Die Pubertät, der Abschied von der Kindheit und der Eintritt ins Erwachsenenleben stehen im Mittelpunkt von Ferrantes Roman „Das lügenhafte Leben der Erwachsenen“. Giovanna ist ein junges Mädchen, dass sich bald schon – in Bezug auf ihre Familie – in eine Rebellin verwandelt, die die Lüge für sich entdeckt und keinem mehr gefallen möchte. Ihre Welt gerät immer mehr ins Wanken – gut behütet aufgewachsen, dringt sie in das untere Neapel vor, in dem ihre Tante nahezu gemeinsam mit der Witwe und den drei Kindern ihres Liebhabers lebt. Hier gelten scheinbar andere Regeln, der Dialekt beherrscht die Sprache, der Umgang ist rau, aber doch zumeist herzlich. Doch Giovanna muss erkennen, dass auch in ihrem Elternhaus nichts so ist, wie es scheint und so liegt ihre Welt bald in Trümmern.

Ferrante ist für mich eine großartige Schriftstellerin, ich habe ihre neapolitanische Saga gelesen ebenso wie den Roman „Frau im Dunkeln“. Zu „Das lügenhafte Leben der Erwachsenen“ konnte ich leider keinen rechten Zugang finden.
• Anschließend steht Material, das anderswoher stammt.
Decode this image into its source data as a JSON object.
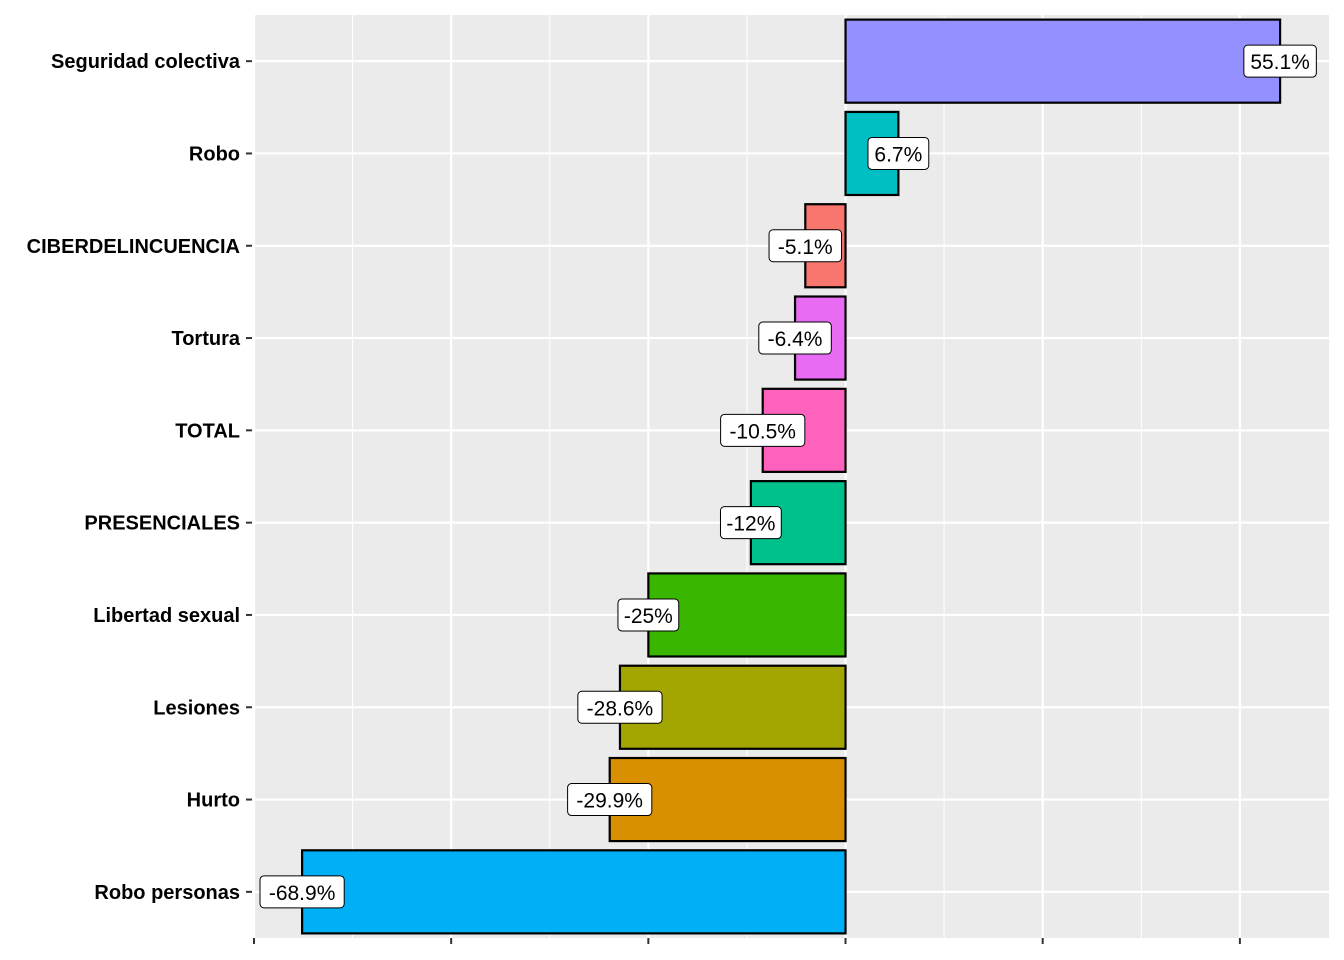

Womit ich vor allem meine Probleme hatte, war die Stigmatisierung der Männer als verlogenes, triebgesteuertes Geschlecht. Egal welcher gesellschaftlichen Schicht die männlichen Protagonisten entsprungen sind, egal welche Bildung oder dergleichen sie genossen haben, alle waren fast schon Opfer ihrer Triebe. Nur ein einziger bildete eine Ausnahme, der jedoch, wenn er seine Wut nicht mehr unter Kontrolle hatte, die Fäuste sprechen ließ. Ich finde dieses Bild von Männern ein wenig eindimensional. Die Frauen schienen mir deutlich vielschichtiger zu sein. Im Mittelpunkt steht oft auch die Familie, die den Menschen Kraft gibt und zugleich raubt, die unterstützt, aber auch die Luft zum Atmen nimmt und eigene Entscheidungen mitunter unmöglich erscheinen lässt. Wie ein rotes Band, zieht sich ein Armband durch die Geschichte hindurch, das symbolisch die Liebe und vor allem auch die Lüge und den Egoismus in sich vereint. Ich denke, am Ende ist es vor allem eine Geschichte die zeigt, dass alles was wir tun, von unserer Vergangenheit beeinflusst ist und wir – wenn wir nur mutig genug sind – unseren eigenen Weg gehen können und sollten.